The Transition movement is more than an instrumental strategy to address climate change and fossil fuel shortage. It is a collective form of life. Against the tendency to reduce social movements to mission statements and policy solutions, this book insists on de-strategising the development of Transition. It argues that the flourishing of its distinctive culture is open to both uncertainty and paradox, and resistant to prediction and mapping. 

Everything Gardens and Other Stories focuses instead on the body as the site where politics begins, engaging with the disquiets and anxieties that instigate the development of Transition practices: from Inner Transition, to food and currency activism, down to the REconomy project. Borne out of a sociologist’s accompaniment of Transition in Totnes, Everything Gardens and Other Stories inaugurates a new mode of accessing the everyday politics and ethical dilemmas that surface in the process of cultural innovation.

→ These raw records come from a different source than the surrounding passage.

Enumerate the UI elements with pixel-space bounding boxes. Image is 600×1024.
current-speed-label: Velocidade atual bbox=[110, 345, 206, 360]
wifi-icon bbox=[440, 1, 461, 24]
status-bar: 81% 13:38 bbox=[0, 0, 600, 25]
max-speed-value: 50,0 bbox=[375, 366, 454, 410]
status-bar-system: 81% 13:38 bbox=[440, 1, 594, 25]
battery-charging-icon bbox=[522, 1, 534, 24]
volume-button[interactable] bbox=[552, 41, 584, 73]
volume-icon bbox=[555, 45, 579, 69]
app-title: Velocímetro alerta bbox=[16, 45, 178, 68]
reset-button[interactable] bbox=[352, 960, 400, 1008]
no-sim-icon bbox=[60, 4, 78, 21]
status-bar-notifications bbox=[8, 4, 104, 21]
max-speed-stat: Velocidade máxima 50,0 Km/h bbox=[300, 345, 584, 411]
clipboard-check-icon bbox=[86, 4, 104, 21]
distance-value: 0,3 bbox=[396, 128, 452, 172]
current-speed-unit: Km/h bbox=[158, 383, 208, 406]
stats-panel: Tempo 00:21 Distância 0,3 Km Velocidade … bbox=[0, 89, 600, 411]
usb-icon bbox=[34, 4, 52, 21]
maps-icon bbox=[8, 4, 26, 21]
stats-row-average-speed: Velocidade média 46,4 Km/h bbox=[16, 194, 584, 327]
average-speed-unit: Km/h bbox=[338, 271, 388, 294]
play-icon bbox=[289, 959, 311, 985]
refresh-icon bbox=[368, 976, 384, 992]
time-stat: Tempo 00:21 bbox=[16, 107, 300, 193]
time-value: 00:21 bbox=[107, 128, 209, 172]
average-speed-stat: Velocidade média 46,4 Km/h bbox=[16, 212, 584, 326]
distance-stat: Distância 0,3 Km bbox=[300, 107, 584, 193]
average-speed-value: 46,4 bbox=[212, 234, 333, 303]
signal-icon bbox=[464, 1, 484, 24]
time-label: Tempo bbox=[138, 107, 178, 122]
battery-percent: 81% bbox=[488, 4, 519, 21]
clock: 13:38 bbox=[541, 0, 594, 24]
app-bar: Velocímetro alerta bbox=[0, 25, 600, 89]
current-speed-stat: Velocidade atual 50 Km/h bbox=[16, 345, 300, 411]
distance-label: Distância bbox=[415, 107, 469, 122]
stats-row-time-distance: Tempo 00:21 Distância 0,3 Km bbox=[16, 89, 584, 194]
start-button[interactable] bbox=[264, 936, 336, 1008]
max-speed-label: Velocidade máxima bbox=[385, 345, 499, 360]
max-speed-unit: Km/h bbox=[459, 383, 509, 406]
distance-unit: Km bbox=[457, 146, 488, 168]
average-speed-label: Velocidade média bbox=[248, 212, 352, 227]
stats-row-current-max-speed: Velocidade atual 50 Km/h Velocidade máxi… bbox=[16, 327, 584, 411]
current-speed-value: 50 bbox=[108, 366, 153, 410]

What is Transition? That is the question that is at the core of this book. How do we go about Transition? How is Transition defined? At what point is Transition perceived as complete? The difficulty of these questions is so wonderfully managed in ‘Everything Gardens’, wherein we learn that, in a way that is perhaps similar to Theodor W. Adorno’s (or Herbert Marcuse’s) notion of non-identity, Transition is best understood only insofar as it is not reduced to an instrumental process that can be absolutely captured in some total concept or theory. […] If ever there was a book that was so penetrative and that raises so many fascinating questions about the phenomenon of Transition, it is ‘Everything Gardens’. As a study of the utmost integrity, one can only hail this work by Russi as a significant and important achievement in the field of social science.